Table from Jonathan Neville's blog post at www.bookofmormoncentralamerica.com/p/oliver-was-truthful-except.html
Click to enlarge.
As I discussed above, Neville’s claim that “the scholars object to” some of Oliver Cowdery’s writings is nonsense and nonsensical. No one “objects” to anything that Oliver wrote; responsible scholars and historians simply don’t believe that Oliver was inerrant in everything he wrote.

Worse, though, is Neville’s selective list of cherry-picked events from Oliver Cowdery’s career. He fails to mention things that Oliver Cowdery did, said, and wrote with which Neville himself would disagree or, at the very least, think Oliver was misguided:

  • Was Oliver following the Lord’s instructions correctly when he tried to translate a portion of the Book of Mormon and failed? The Lord chastised him for his “misunderstanding” and “fear” (D&C 9:5–11).
  • Was Oliver right when he was briefly influenced by Hiram Page and his seer stone? (D&C 28)
  • Was Oliver correct in all the historical claims he made in his Messenger and Advocate letters? (See above.)
  • Was Oliver telling the truth when he urged the enemies of the Church to file lawsuits against its leaders? When he accused Joseph Smith of adultery? When he declared that he would not be governed by any authority or revelation in his temporal affairs? (He was excommunicated in 1838 on these charges, among many others.)

Make no mistake: Oliver Cowdery was a great man and, while he served faithfully, a great leader of the Church. He was chosen by revelation to write for Joseph Smith as Joseph dictated the Book of Mormon. He was called by revelation to be one of the Three Witnesses to the Book of Mormon. He was called by revelation as the Second Elder of the Church at its founding and as assistant president in 1834. He received the keys of the priesthood, including the sealing keys, in April 1836 from divine beings at the Kirtland Temple.

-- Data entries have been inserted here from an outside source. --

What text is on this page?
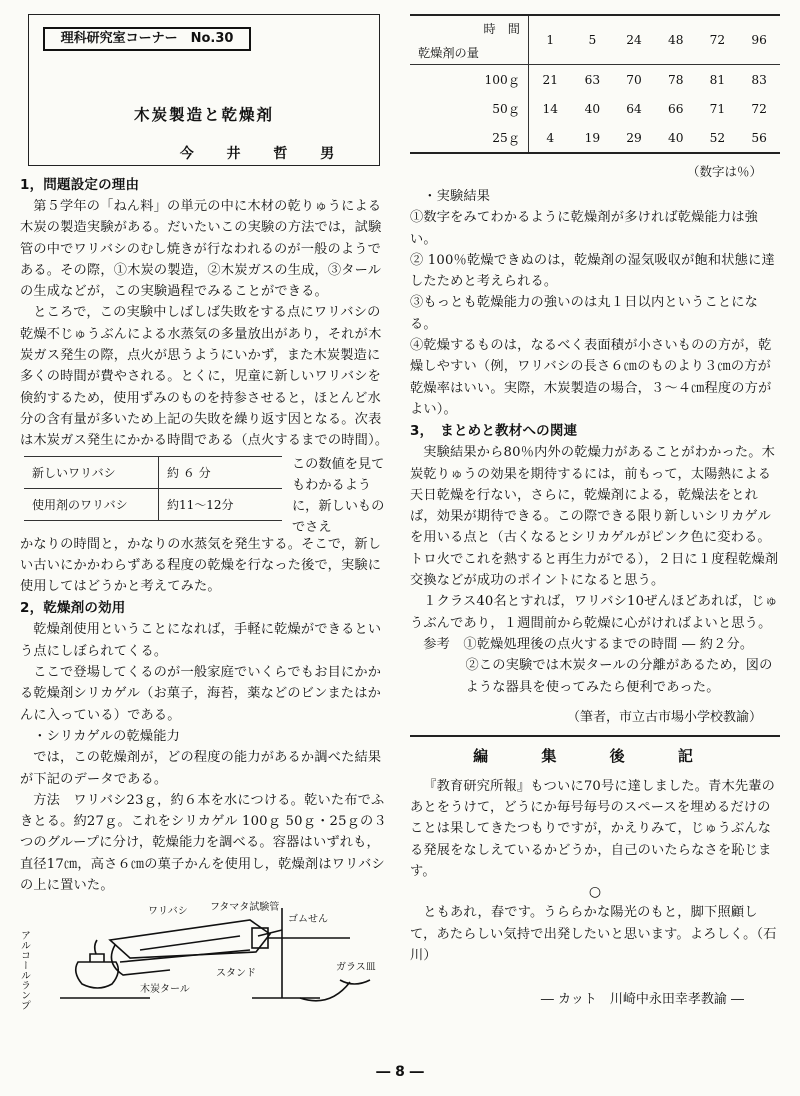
理科研究室コーナー　No.30
木炭製造と乾燥剤
今 井 哲 男

1，問題設定の理由

第５学年の「ねん料」の単元の中に木材の乾りゅうによる木炭の製造実験がある。だいたいこの実験の方法では，試験管の中でワリバシのむし焼きが行なわれるのが一般のようである。その際，①木炭の製造，②木炭ガスの生成，③タールの生成などが，この実験過程でみることができる。

ところで，この実験中しばしば失敗をする点にワリバシの乾燥不じゅうぶんによる水蒸気の多量放出があり，それが木炭ガス発生の際，点火が思うようにいかず，また木炭製造に多くの時間が費やされる。とくに，児童に新しいワリバシを倹約するため，使用ずみのものを持参させると，ほとんど水分の含有量が多いため上記の失敗を繰り返す因となる。次表は木炭ガス発生にかかる時間である（点火するまでの時間）。

新しいワリバシ	約 ６ 分
使用剤のワリバシ	約11～12分
この数値を見てもわかるように，新しいものでさえ

かなりの時間と，かなりの水蒸気を発生する。そこで，新しい古いにかかわらずある程度の乾燥を行なった後で，実験に使用してはどうかと考えてみた。

2，乾燥剤の効用

乾燥剤使用ということになれば，手軽に乾燥ができるという点にしぼられてくる。

ここで登場してくるのが一般家庭でいくらでもお目にかかる乾燥剤シリカゲル（お菓子，海苔，薬などのビンまたはかんに入っている）である。

・シリカゲルの乾燥能力

では，この乾燥剤が，どの程度の能力があるか調べた結果が下記のデータである。

方法　ワリバシ23ｇ，約６本を水につける。乾いた布でふきとる。約27ｇ。これをシリカゲル 100ｇ 50ｇ・25ｇの３つのグループに分け，乾燥能力を調べる。容器はいずれも，直径17㎝，高さ６㎝の菓子かんを使用し，乾燥剤はワリバシの上に置いた。

ワリバシ フタマタ試験管
ゴムせん
アルコールランプ	スタンド
木炭タール
ガラス皿
時　間	1	5	24	48	72	96
乾燥剤の量						
100ｇ	21	63	70	78	81	83
50ｇ	14	40	64	66	71	72
25ｇ	4	19	29	40	52	56
（数字は％）

・実験結果

①数字をみてわかるように乾燥剤が多ければ乾燥能力は強い。

② 100％乾燥できぬのは，乾燥剤の湿気吸収が飽和状態に達したためと考えられる。

③もっとも乾燥能力の強いのは丸１日以内ということになる。

④乾燥するものは，なるべく表面積が小さいものの方が，乾燥しやすい（例，ワリバシの長さ６㎝のものより３㎝の方が乾燥率はいい。実際，木炭製造の場合，３～４㎝程度の方がよい）。

3，　まとめと教材への関連

実験結果から80％内外の乾燥力があることがわかった。木炭乾りゅうの効果を期待するには，前もって，太陽熱による天日乾燥を行ない，さらに，乾燥剤による，乾燥法をとれば，効果が期待できる。この際できる限り新しいシリカゲルを用いる点と（古くなるとシリカゲルがピンク色に変わる。トロ火でこれを熱すると再生力がでる），２日に１度程乾燥剤交換などが成功のポイントになると思う。

１クラス40名とすれば，ワリバシ10ぜんほどあれば，じゅうぶんであり，１週間前から乾燥に心がければよいと思う。

参考　①乾燥処理後の点火するまでの時間 ― 約２分。

②この実験では木炭タールの分離があるため，図のような器具を使ってみたら便利であった。

（筆者，市立古市場小学校教諭）
編 集 後 記

『教育研究所報』もついに70号に達しました。青木先輩のあとをうけて，どうにか毎号毎号のスペースを埋めるだけのことは果してきたつもりですが，かえりみて，じゅうぶんなる発展をなしえているかどうか，自己のいたらなさを恥じます。

○

ともあれ，春です。うららかな陽光のもと，脚下照顧して，あたらしい気持で出発したいと思います。よろしく。（石川）

― カット　川崎中永田幸孝教諭 ―
― 8 ―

But Oliver was not infallible.

And Letter VII is still not an inerrant, inspired revelation from God, despite Jonathan Neville and other purveyors of the Heartland hoax virtually turning it into an object of worship.

—Peter Pan

* “M2C” is Jonathan Neville’s acronym for the theory that the Book of Mormon took place in Mesoamerica and that the hill Cumorah in the Book of Mormon is not the same hill in New York where Joseph Smith received the plates of Mormon.